When a manufacturer converts from standard lithography to a double-patterning approach the lithography tool resolution is relaxed, and this shows on the chart’s top blue line. This line shows the lithography requirements for each process. A 45nm process uses 45nm lithography. Since 35nm uses double-patterning, then the lithography backs off to 70nm, and the 25nm process uses 50nm lithography. At 16nm, since quadruple patterning is used, lithography backs off to 4 x 16nm = 64nm.
One big reason why NAND flash is so hard to scale is that, at every one or two process geometries, very significant process changes must be undertaken to keep shrinking the bits.
I haven’t addressed the last point in either curve. When NAND makers move to 3D NAND they expect to be able to take a big step backward in lithography and use scanners in the 55nm range without using double or quadruple patterning. The cost benefit of moving from 16nm to 3D stems from the fact that transistors are stacked on top of each other, an approach that allows the number of transistors per wafer to continue to scale with Moore’s Law even though process features grow rather than shrink. That is why Toshiba invented the term “Bit Cost Scaling” which underlies the “BiCS” name for its 3D NAND design. Bit costs continue to scale with Moore’s Law even though such scaling can no longer be achieved through lithography alone. This was explained in The Memory Guy’s series on 3D NAND.

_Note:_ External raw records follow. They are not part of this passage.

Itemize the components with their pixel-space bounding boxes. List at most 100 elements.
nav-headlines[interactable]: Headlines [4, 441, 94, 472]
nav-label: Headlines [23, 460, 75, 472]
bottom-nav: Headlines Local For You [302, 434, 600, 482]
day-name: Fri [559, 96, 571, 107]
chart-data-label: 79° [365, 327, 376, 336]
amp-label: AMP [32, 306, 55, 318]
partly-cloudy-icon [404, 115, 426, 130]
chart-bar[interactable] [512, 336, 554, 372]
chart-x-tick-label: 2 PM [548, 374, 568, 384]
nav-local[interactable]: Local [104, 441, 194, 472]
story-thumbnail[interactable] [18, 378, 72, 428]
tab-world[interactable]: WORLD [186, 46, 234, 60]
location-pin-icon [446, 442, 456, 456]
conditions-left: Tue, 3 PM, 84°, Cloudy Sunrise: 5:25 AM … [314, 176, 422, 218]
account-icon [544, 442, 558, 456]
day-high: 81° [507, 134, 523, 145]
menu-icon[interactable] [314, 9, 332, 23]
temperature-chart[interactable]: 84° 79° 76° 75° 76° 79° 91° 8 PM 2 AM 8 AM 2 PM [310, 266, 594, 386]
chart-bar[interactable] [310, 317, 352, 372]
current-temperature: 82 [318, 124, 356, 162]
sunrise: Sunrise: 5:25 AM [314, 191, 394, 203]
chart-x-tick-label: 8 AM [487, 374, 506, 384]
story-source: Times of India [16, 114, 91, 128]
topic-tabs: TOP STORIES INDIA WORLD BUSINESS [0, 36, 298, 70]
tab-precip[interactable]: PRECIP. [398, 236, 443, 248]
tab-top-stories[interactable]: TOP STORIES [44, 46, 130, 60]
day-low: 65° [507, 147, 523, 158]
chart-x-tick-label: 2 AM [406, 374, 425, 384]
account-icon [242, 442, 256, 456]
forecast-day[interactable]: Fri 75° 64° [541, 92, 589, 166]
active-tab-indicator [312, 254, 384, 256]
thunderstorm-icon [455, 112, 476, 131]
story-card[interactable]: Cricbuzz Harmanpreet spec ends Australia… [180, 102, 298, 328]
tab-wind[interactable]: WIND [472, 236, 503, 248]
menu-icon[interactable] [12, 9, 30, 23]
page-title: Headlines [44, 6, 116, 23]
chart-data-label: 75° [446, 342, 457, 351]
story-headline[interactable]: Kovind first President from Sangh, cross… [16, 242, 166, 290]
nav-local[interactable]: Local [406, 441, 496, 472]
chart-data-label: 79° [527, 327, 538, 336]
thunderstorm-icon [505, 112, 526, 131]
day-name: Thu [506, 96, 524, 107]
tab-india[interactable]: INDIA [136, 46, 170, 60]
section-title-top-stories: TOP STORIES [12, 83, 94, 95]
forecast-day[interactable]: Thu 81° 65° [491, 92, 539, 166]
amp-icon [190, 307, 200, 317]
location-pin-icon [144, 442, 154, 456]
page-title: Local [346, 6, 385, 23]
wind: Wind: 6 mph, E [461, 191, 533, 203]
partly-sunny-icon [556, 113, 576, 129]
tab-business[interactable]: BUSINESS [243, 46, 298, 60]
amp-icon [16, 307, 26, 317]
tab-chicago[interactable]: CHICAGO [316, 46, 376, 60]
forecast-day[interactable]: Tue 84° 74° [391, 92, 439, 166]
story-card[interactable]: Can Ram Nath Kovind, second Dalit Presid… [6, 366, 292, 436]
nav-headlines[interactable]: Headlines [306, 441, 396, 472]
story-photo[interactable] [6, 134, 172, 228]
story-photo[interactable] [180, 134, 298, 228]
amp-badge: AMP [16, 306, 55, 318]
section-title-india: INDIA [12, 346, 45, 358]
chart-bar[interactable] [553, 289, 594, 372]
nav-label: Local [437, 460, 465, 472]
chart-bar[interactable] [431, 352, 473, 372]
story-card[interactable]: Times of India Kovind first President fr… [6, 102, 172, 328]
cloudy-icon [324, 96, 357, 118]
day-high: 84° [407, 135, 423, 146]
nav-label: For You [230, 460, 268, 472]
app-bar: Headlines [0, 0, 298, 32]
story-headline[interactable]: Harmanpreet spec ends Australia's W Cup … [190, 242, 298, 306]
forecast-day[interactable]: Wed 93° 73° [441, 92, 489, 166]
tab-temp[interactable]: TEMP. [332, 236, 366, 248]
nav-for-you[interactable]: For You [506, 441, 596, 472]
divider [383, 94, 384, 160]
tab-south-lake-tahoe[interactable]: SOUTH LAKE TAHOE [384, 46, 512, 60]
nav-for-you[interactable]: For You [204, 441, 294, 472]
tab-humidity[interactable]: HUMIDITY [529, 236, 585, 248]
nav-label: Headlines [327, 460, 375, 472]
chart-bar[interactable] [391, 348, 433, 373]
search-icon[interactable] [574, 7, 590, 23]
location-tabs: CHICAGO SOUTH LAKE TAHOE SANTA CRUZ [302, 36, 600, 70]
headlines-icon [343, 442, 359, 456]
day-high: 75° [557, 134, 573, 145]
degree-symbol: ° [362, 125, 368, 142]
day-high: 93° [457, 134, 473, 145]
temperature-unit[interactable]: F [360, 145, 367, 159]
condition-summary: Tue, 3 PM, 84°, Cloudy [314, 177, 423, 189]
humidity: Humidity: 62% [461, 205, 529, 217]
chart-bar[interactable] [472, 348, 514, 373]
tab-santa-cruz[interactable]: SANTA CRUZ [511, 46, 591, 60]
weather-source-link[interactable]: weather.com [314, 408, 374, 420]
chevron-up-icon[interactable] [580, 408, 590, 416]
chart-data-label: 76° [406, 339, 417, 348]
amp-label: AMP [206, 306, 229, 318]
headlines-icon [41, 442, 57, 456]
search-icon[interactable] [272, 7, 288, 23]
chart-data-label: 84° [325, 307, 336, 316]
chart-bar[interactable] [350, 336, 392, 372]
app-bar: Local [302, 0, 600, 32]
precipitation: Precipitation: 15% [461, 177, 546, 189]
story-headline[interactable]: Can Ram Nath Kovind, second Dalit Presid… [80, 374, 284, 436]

The bottom line in the chart, “Overlay”, represents the mask overlap that can be tolerated from one mask to the next. You can see that this tolerance was also getting extremely tight. With the advent of 3D NAND the overlay tolerances will relax as well as the lithography requirements.
In summary, it has been challenging to migrate NAND flash to processes tighter than 45nm, and all kinds of exotic processes have been used to squeeze the technology down to 16nm, although lithography tools have not had to scale as aggressively as flash process technology. When 3D NAND is introduced, 55nm lithography equipment will be used since costs will be reduced by stacking transistors.